Brennan’s Criterion Bar

Bundoran, County Donegal
Opened by their parents on St. Patrick’s Day 1900, sisters Nan (80) and Patricia (78) Brennan run Criterion Bar now -- and are preserving the true notion of a public house with a few simple rules. There’s no TV, no singing, and no swearing under their roof. The Brennans are preserving the art of conversation, they told The Irish Times. “They can go and see the matches [elsewhere] and come back and talk about it,” Patricia said.

The Church | Courtesy of The Church

The Church

Dublin City
What’s more Irish than a bar set in a magnificent old church? We can’t think of a single thing. Honestly. The Church juxtaposes that old-timey feel (you know, since its shell was built in the 17th century) with modern revelry. St. Mary’s Church served Dublin’s parishioners until it closed in 1986, but that’s okay, because a good bar serves in its own way.

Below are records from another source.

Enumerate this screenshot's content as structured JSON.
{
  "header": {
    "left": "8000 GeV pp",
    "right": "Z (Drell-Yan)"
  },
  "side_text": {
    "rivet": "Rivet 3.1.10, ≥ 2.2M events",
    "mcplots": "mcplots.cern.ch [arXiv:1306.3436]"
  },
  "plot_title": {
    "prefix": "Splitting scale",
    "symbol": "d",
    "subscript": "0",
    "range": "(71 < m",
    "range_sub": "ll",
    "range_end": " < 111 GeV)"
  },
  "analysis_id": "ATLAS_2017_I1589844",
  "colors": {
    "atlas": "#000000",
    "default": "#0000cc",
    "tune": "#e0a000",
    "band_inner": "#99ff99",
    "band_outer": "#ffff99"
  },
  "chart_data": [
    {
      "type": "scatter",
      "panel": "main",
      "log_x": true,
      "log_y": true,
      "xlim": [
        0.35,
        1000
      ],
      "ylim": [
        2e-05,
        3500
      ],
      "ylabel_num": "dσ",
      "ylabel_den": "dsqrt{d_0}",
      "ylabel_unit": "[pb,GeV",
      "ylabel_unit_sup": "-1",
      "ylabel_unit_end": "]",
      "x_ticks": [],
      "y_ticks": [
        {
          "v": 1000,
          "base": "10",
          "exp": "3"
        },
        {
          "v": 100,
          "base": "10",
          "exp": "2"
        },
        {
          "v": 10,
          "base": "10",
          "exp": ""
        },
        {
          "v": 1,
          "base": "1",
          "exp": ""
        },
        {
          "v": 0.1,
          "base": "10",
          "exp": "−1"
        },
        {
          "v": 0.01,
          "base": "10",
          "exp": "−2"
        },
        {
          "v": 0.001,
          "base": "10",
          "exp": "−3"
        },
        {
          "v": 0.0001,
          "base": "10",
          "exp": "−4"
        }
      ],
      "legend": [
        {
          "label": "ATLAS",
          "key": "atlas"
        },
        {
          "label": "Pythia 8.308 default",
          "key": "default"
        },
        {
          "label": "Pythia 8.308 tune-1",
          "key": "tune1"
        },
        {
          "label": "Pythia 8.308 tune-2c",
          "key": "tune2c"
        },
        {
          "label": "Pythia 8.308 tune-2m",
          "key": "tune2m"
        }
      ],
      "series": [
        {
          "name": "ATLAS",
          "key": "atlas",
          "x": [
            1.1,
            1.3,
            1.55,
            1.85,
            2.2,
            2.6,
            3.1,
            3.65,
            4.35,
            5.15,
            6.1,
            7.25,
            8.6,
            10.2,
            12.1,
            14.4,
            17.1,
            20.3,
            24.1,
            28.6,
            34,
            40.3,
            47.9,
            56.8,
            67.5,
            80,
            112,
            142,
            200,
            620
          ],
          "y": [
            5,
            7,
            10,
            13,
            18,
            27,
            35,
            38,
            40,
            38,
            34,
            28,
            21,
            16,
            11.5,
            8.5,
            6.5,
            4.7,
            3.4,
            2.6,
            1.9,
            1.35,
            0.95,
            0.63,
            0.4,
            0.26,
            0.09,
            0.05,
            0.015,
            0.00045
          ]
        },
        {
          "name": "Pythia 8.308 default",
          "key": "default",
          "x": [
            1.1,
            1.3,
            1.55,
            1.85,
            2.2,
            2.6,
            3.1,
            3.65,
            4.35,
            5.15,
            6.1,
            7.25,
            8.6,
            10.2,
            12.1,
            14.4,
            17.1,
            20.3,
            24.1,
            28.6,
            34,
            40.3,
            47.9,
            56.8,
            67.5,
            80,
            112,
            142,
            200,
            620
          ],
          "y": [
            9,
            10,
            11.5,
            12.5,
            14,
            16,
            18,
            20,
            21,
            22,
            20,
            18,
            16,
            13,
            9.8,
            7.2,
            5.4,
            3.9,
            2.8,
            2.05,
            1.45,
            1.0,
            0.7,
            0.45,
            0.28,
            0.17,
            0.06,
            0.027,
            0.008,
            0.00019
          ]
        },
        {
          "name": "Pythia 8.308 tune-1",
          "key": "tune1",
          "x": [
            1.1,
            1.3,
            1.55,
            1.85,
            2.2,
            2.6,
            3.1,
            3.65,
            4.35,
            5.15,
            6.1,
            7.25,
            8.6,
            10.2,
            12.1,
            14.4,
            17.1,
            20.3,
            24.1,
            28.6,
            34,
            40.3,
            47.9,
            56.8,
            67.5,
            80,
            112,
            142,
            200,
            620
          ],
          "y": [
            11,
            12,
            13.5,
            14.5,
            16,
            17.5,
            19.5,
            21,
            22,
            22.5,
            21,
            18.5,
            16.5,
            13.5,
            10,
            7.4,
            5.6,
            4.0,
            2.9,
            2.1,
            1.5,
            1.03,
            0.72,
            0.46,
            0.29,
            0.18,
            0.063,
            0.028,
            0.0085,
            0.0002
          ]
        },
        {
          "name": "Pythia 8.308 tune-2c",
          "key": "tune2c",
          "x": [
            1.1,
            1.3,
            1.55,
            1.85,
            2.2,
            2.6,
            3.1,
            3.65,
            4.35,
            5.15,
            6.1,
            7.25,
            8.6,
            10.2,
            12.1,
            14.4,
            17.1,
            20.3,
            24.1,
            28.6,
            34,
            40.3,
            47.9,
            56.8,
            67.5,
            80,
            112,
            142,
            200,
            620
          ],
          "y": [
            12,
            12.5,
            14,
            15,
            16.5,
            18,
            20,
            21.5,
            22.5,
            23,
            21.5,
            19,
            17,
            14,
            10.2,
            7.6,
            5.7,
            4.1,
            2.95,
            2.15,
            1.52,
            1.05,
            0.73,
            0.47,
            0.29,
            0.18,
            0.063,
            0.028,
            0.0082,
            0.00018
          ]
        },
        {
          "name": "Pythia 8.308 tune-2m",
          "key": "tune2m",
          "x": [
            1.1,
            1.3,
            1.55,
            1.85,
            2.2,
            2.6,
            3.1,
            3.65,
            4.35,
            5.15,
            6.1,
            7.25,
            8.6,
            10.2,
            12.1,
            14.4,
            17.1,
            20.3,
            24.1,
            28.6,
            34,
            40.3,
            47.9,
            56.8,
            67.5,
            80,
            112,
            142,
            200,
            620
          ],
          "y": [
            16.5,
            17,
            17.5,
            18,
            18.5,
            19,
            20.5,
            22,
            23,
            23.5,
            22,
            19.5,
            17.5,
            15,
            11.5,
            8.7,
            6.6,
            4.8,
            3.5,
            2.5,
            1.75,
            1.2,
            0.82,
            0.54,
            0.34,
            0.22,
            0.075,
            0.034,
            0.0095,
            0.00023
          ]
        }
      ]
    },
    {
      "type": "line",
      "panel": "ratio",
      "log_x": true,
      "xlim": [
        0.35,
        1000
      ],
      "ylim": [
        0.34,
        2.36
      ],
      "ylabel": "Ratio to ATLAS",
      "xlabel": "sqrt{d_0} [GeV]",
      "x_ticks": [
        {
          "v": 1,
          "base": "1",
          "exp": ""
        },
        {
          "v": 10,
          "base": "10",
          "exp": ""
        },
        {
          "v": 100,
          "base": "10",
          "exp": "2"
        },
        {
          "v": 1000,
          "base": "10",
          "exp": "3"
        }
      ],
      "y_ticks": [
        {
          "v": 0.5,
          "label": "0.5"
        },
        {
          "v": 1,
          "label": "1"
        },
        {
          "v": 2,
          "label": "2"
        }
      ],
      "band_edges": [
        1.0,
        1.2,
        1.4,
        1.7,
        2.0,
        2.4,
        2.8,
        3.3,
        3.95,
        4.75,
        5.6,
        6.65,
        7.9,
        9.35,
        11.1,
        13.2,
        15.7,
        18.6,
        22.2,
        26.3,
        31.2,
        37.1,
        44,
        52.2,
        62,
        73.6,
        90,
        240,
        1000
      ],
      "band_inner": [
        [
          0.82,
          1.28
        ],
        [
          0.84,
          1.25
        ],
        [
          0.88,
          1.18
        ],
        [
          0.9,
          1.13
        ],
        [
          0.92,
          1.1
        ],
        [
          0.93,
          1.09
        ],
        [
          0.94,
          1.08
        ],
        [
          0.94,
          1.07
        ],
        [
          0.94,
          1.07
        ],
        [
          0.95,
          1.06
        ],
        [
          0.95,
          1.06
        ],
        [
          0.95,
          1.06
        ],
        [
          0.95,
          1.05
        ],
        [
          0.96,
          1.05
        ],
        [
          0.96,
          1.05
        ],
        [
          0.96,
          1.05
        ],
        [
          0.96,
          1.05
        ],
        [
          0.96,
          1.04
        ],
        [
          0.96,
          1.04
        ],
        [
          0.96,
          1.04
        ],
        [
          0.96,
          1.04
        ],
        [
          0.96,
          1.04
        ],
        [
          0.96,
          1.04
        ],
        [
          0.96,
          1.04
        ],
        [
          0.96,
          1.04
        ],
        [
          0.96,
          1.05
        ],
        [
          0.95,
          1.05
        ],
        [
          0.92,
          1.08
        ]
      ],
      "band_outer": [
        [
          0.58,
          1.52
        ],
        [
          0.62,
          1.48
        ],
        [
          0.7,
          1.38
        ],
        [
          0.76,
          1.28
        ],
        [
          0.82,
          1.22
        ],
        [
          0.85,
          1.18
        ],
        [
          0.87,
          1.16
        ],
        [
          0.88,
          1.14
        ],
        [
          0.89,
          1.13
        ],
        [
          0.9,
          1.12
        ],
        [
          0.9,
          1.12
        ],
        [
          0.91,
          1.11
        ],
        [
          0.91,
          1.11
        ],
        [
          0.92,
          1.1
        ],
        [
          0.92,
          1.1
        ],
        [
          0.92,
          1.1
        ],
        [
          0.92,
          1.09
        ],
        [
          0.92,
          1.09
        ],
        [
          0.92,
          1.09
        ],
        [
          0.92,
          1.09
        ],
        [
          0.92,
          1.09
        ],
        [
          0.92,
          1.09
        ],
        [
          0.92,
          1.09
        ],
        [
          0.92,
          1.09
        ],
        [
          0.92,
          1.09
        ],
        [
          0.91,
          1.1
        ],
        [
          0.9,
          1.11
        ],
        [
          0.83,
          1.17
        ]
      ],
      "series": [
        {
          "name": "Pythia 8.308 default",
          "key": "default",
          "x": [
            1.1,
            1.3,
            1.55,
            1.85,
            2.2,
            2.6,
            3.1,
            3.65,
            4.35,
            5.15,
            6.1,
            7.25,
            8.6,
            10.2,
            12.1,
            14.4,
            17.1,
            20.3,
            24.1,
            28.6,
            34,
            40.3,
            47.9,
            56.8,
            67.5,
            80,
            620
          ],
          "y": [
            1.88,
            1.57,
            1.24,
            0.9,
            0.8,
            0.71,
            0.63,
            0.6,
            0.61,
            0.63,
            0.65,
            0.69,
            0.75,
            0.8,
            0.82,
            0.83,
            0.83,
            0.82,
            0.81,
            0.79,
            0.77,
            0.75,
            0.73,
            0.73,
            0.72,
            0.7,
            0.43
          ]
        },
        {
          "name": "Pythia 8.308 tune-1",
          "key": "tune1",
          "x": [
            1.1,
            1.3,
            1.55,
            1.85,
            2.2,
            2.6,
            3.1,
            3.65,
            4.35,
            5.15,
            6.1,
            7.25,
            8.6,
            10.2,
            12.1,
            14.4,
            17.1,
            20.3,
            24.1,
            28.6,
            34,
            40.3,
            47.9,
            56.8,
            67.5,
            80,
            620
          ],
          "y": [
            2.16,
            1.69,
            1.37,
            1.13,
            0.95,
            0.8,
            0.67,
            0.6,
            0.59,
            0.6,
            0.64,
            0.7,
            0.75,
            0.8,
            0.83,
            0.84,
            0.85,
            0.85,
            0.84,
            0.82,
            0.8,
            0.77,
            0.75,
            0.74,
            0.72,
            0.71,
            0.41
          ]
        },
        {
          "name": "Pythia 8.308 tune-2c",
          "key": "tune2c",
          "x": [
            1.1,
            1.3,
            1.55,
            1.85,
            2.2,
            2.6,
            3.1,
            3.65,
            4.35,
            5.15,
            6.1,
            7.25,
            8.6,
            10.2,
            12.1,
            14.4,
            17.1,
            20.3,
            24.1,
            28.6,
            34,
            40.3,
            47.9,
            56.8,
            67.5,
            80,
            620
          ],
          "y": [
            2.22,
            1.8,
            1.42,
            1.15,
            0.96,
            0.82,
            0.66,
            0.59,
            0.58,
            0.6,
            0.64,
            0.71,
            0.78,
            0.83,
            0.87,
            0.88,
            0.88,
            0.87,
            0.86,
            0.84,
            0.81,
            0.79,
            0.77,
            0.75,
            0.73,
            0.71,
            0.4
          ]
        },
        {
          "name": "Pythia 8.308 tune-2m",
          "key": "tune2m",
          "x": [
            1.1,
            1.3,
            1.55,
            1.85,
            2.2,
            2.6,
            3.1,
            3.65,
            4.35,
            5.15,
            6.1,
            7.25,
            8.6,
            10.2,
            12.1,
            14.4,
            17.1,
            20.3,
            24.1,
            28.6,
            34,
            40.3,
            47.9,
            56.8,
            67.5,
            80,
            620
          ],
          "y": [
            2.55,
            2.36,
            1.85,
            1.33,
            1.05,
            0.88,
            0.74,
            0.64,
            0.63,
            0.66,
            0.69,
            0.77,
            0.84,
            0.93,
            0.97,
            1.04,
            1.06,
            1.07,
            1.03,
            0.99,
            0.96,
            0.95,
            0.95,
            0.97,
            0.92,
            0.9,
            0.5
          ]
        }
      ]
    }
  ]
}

Smuggler's Creek Inn | Courtesy of Smugglers Creek Inn

Smugglers Creek Inn

Rossnowlagh, County Donegal
With views of Rossnowlagh Beach and Donegal Bay that go on for miles and miles, Smugglers Creek is hugely popular in the warmer months, when you can feel that bay breeze on your face. Pop by for a pint at sundown, so you can enjoy the outdoors before heading inside to admire art from local painters and photographers. It’s so idyllic you’ll think you’re dreaming, but no, the Smuggle is real.

Matties Meeting House

Cairncastle, County Antrim
Matties Meeting House, located in the small village of Cairncastle, embodies everything a countryside pub should be: charm, home-cooked fare, and a great selection of refreshments. Small wonder that it’s won awards for its hospitality. Order “Boxer Jims Guinness Pie” (steak pieces marinated with Guinness and topped with puff pastry) and kick back by the fire -- like a lack of apostrophes, it’s the Matties way.